Syria’s Asaad regime often rewards mercenaries who can seize territory from terrorist organisations with oil and mining rights. Indeed, the Wagner Group were reportedly granted concessions in exchange for kicking Islamic State out of central Syria.
With the brevity of a media digest, but the depth of an intelligence assessment, Daily Assessment goes beyond the news to outline the implications.
On the margins.
The distinction between overt and covert mercenaries loses meaning when mercenaries and private security contractors are employed not by states but by non-state actors. And, in our post-end of Cold War era, the number of non-state actors willing and able to hire mercenaries is increasing, perhaps exponentially.
Multinational corporations, especially in the resources sector, are the fastest-growing client set for private security.
Forbes reported in 2012 that American mining company Freeport-McMoRan engaged Triple Canopy (which has since merged with Academi). The American organisation was tasked with protecting Freeport’s copper mine in Papua, Indonesia, from an insurgency.

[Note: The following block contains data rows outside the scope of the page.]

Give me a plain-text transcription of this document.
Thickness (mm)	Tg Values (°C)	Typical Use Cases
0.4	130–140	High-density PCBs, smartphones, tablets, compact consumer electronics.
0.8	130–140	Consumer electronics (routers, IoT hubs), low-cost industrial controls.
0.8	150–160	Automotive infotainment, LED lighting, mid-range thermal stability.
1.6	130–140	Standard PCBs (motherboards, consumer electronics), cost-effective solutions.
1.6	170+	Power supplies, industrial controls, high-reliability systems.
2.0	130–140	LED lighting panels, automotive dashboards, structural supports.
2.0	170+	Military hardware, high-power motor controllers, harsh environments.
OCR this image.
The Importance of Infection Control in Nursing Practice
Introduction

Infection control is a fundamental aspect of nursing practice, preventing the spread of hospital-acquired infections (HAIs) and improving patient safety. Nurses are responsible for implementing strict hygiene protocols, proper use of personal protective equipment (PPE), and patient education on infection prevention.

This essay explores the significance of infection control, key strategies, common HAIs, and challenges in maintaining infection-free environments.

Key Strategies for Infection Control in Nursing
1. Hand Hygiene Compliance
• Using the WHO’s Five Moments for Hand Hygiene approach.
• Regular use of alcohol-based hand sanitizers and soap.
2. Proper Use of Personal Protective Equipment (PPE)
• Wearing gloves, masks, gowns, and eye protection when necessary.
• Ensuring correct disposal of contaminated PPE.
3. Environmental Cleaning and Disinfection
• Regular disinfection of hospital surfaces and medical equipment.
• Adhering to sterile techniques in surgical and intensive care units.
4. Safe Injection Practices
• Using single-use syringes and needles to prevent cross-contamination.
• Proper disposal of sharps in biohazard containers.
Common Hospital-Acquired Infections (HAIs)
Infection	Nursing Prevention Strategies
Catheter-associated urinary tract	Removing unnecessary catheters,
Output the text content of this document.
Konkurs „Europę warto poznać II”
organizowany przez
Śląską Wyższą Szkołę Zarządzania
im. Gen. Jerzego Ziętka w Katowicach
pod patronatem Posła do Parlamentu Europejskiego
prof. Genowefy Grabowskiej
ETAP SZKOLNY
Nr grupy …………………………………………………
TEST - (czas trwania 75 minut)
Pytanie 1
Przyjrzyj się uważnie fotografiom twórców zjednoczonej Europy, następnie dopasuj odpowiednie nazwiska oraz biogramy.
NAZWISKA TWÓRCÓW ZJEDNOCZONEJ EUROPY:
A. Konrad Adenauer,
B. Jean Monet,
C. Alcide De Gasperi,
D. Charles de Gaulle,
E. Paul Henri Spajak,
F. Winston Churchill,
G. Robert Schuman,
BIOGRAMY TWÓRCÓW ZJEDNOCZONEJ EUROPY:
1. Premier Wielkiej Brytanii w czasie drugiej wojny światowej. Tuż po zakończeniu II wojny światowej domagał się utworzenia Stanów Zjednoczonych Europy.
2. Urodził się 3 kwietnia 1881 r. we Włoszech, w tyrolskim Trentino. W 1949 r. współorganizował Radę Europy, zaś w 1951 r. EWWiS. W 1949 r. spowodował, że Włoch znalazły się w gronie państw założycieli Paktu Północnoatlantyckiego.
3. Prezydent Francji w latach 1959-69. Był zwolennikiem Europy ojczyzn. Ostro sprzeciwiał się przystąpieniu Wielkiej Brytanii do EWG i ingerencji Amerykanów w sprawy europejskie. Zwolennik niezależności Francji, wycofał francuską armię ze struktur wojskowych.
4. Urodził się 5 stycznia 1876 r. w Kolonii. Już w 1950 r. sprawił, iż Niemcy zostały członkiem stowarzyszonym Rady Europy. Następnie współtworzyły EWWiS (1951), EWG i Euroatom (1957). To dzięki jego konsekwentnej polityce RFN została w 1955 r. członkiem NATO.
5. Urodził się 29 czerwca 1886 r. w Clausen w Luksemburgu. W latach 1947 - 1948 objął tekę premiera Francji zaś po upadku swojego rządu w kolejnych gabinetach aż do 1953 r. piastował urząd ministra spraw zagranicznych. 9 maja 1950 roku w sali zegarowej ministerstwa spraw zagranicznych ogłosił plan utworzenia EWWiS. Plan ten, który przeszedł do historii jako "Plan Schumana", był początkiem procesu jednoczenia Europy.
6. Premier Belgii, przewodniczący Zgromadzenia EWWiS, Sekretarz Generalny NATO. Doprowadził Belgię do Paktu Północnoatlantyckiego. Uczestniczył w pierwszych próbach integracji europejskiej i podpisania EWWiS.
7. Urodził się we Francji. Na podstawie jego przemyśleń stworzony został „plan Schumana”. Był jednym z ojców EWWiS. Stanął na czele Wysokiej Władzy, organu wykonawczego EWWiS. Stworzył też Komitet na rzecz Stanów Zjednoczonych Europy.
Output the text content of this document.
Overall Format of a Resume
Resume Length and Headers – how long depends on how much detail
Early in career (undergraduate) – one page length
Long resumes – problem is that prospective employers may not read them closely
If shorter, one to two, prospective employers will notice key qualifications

Chinese corporations, especially those involved in Beijing’s Belt and Road Initiative, are also increasingly mercenary dependant.
The China National Petroleum Corporation contracted with DeWe Security to safeguard assets threatened during South Sudan’s civil war. China also reportedly uses Wagner to protect a range of BRI projects.
Non-government organisations are also joining the fray, or at least private contractors want them to – Triple Canopy and the British security company, Aegis Defence Services, have reportedly advertised their services to NGOs as well as NGO trade associations. Less to win wars and more to protect volunteers in dangerous parts.
Of graver concern is the emerging trend of mercenaries offering their services to, as opposed to in service against, terrorist organisations.
Malhama Tactical, which is based in Uzbekistan, reportedly offers military trainers, arms dealers, and elite warriors to Islamic extremists, including the Nusra Front, an al Qaeda-affiliated group, and the Turkistan Islamic Party, a Uighur extremist group based in China.
And, of greatest potential for Hollywood adaptation is the growing prospect of high-net-worth individuals engaging mercenaries to prosecute their own idiosyncratic agendas. A Financial Times report in 2008 recounted actress Mia Farrow’s request for Blackwater to intervene in Sudan’s Darfur region.
Whether overt, covert, or operating independently and even in despite of government, mercenaries have been on the rise over the last 30-plus years. Some private units are now better equipped and more effective than many conventional militaries. And all are enjoying a growing client pool.
For as long as we can remember, states had a monopoly on force, at least officially. Now, it’s an increasingly competitive market, and there are untold consequences for our international order and businesses operating in the increasing number of states where mercenaries play a role.